School not homophobic: gay Jewish group
Jewish gay group Dayenu has rejected claims by a 21-year-old former student that there is a culture of homophobia within the Jewish private school Moriah College.
Judd Weinberg, school captain of Moriah in 2001, sent hundreds of letters to the school’s students and staff about the suffering and pain of gay Moriah. He has also posted the letter on the internet.
The socio-economic conservatism of the college has and continues to breed a chronic homophobia that denies and demonises same-sex attraction, he said in the letter.
Weinberg urged the school’s principal, Roy Steinman, to begin anti-vilification programs and to release an official statement which unequivocally recognises that modern knowledge and culture overrides the Torah’s damaging and outdated references to homosexuality.

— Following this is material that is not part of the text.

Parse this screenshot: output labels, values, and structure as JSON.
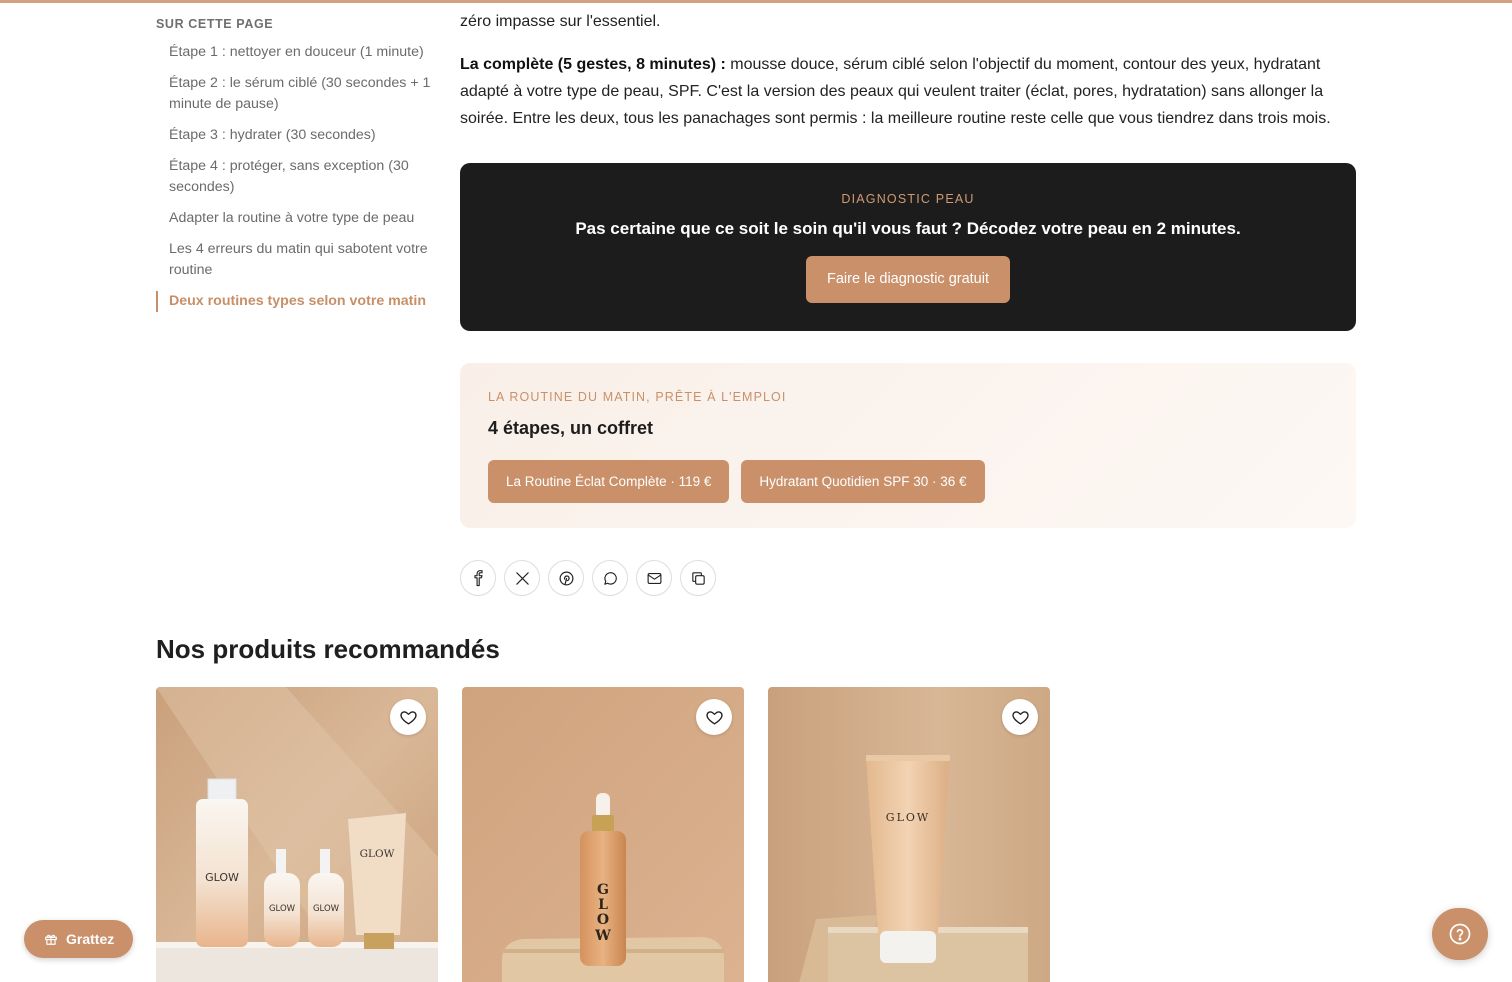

Weinberg told Sydney Star Observer he had received around 120 emails and phone calls since sending the letters, around half of which had been positive. However, he said it had deeply offended a lot of religious people and he had received death threats.
He said he came out six months ago and that while he never experienced any homophobia at Moriah College himself, he remembered one boy in his year was regularly called faggot and poofter.
Steinman told Sydney Star Observer his school had dealt with this issue exhaustively with the writer of the pamphlet and he didn’t wish to comment any further.
Dayenu coordinator Malcolm Davidowitz said he didn’t support Weinberg’s views and was worried the letter campaign could damage relations between the gay and Jewish communities.
I deal with the Jewish schools all the time and I know what the feeling is in the community, and it’s not anything like what this guy is stating, Davidowitz said, adding that school teachers had contacted him for advice when they thought a student was gay.